Contract wins and project awards have always reinforced positional advantages for the engineering and construction professionals like Jacobs Engineering Group Inc. (JEC), in a global infrastructure platform. Continuous inflow of contracts as well as the alliance/acquisition strategies continued to prove beneficial for the top-line results of these ventures, including that of Jacobs.
The recent Design Supplier Contract Alliance with Sellafield and strategic EPCM service contract from the Chinese Chemical group, may be foreseen as an added benefit targeted to sustain the legacy of win-win advantage for both Jacobs and its clients, going forward.
Let us elaborate the contracts and their scope of work in the following segments:
The Sellafield Award
Jacobs recently announced that its joint venture with AMEC, Assystem and Mott MacDonald (AXIOM) has been awarded a contract that will establish a design services alliance (DSA) with Sellafield Limited for its operation in West Cumbria, United Kingdom.
The alliance will be providing Sellafield with access to a full range of multi-disciplined engineering services – civil and structural, mechanical, control and instrumentation and process – for the development and refurbishment of the new and existing facilities and decommissioning at the Sellafield site. The contract term has been estimated to operate for up to 15 years. Value of the contract has not been disclosed yet.
According to the contract, AXIOM will be providing front-end engineering design support for all new facilities as well as refurbishment and upgrading of existing facilities and systems to the production operations and infrastructure directorates at Sellafield. This work is being delivered by the integrated team involving local suppliers in collaboration with Sellafield’s staff leading to an effective supply chain.
Solvay Industrial Site
In another story, Jacobs announced winning of a contract from ‘Solvay’ for a major specialty polymers production plant to be built at Solvay’s industrial site in Changshu, located in the province of Jiangsu, China.

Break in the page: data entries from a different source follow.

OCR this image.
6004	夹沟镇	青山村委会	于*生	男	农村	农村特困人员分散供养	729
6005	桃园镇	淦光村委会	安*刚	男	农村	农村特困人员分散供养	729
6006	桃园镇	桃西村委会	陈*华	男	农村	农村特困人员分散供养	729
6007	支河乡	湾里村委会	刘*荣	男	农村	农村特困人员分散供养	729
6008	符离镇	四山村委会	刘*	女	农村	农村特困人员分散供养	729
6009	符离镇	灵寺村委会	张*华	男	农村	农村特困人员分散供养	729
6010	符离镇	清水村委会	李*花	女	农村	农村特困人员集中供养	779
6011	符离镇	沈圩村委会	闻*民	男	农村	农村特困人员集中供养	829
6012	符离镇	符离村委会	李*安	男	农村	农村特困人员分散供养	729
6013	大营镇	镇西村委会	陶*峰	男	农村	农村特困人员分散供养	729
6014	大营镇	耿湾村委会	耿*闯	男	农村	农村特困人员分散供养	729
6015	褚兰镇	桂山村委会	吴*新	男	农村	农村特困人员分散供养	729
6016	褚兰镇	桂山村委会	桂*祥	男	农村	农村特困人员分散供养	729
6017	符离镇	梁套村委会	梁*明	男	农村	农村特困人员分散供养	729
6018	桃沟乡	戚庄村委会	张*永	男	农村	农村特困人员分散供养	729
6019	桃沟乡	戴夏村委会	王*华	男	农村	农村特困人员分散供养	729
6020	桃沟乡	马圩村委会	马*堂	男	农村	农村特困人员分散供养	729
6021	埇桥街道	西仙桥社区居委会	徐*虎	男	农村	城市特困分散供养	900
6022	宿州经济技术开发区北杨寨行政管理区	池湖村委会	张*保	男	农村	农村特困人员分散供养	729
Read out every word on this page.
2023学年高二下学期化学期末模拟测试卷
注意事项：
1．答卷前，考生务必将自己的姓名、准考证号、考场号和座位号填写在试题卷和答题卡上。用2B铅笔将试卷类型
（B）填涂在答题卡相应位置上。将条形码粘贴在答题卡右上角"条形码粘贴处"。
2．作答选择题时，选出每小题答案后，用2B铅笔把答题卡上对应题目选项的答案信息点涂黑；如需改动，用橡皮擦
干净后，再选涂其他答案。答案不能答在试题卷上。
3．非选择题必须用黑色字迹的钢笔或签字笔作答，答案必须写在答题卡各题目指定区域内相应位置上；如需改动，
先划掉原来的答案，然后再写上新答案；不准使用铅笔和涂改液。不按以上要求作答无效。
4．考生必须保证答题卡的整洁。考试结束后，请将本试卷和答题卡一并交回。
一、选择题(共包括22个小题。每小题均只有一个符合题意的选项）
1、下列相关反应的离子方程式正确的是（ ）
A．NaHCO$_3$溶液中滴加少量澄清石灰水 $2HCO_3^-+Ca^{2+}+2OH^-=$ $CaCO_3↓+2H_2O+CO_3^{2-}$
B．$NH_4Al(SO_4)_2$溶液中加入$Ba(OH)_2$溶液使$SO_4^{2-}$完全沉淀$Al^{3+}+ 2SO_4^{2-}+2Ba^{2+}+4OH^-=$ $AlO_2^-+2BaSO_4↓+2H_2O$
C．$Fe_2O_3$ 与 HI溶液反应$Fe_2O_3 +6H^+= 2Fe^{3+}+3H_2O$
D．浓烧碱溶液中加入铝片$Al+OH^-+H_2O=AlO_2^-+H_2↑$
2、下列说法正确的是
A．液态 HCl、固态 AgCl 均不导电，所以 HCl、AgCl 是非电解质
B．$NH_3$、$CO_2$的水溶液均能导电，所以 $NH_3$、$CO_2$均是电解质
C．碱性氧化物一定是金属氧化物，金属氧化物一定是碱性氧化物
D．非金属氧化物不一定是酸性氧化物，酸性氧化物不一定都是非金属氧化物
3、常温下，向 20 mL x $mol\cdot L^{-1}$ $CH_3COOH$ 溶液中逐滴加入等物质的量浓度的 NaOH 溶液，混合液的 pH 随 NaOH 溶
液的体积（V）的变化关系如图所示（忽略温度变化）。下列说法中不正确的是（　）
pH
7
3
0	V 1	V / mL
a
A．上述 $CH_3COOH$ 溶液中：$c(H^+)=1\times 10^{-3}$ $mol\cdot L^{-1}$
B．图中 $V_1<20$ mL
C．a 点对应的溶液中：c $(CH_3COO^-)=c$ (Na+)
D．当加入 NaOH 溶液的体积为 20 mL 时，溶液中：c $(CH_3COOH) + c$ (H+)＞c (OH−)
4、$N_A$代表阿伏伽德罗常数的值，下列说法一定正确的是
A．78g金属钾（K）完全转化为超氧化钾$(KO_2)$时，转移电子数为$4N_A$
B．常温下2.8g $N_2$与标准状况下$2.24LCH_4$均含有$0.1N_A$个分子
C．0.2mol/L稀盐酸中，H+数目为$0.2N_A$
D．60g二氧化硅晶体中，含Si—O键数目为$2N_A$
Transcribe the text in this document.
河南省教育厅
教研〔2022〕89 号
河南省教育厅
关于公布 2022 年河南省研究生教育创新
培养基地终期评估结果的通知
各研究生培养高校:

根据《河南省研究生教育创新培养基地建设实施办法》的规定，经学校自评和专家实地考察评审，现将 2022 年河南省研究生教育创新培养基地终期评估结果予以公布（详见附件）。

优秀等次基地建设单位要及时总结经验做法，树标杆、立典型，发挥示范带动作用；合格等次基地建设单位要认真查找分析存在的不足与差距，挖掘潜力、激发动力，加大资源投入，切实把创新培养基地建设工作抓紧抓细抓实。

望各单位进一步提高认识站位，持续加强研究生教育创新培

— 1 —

Headquartered in Brussels, Solvay is an international chemical group offering a broad range of products that improve the quality of life and performance of its customers in markets such as consumer goods, construction, automotive, energy, water and environment, and electronics. Solvay has planned to invest approximately $160 million into the specialty polymers production plant, targeted to produce SOLEF(R) PVDF, TECNOFLON(R) FKM, and its essential VF2 monomer.
Jacobs will be executing the engineering, procurement and construction management (EPCM) services contract from its Shanghai operations in China. The plant, scheduled to be operational in the first quarter of 2014, is expected to significantly boost Solvay’s global production capacity for these specialty polymers. The contract value is estimated to be approximately US$9 million.
Jacobs Engineering Group, one of the world’s largest and most diverse providers of technical, professional, and construction services, serves a variety of industrial, commercial and government clients across a global network.
The company’s growing international exposure and diversification across markets, geographies and services have given it a competitive edge over its peers, such as Fluor Corporation (FLR) and Foster Wheeler AG (FWLT).
We believe that the company’s long-term relationships with its core clientele, on-time project execution as well asfocus on smaller capital projects for streamlining thecapital budget will generate satisfactory results in the coming quarters. The company’s strategic contract wins and acquisitions across geographies and services look promising, as well. Further, we anticipate the company’s steady backlog and better labor utilization to accelerate growth and multiple expansions, even under the threat of a competitive infrastructure environment and government spending cuts.
We currently hold a Neutral recommendation on the stock. Jacobs has a Zacks #3 Rank, implying a short-term (1-3 months) Hold rating.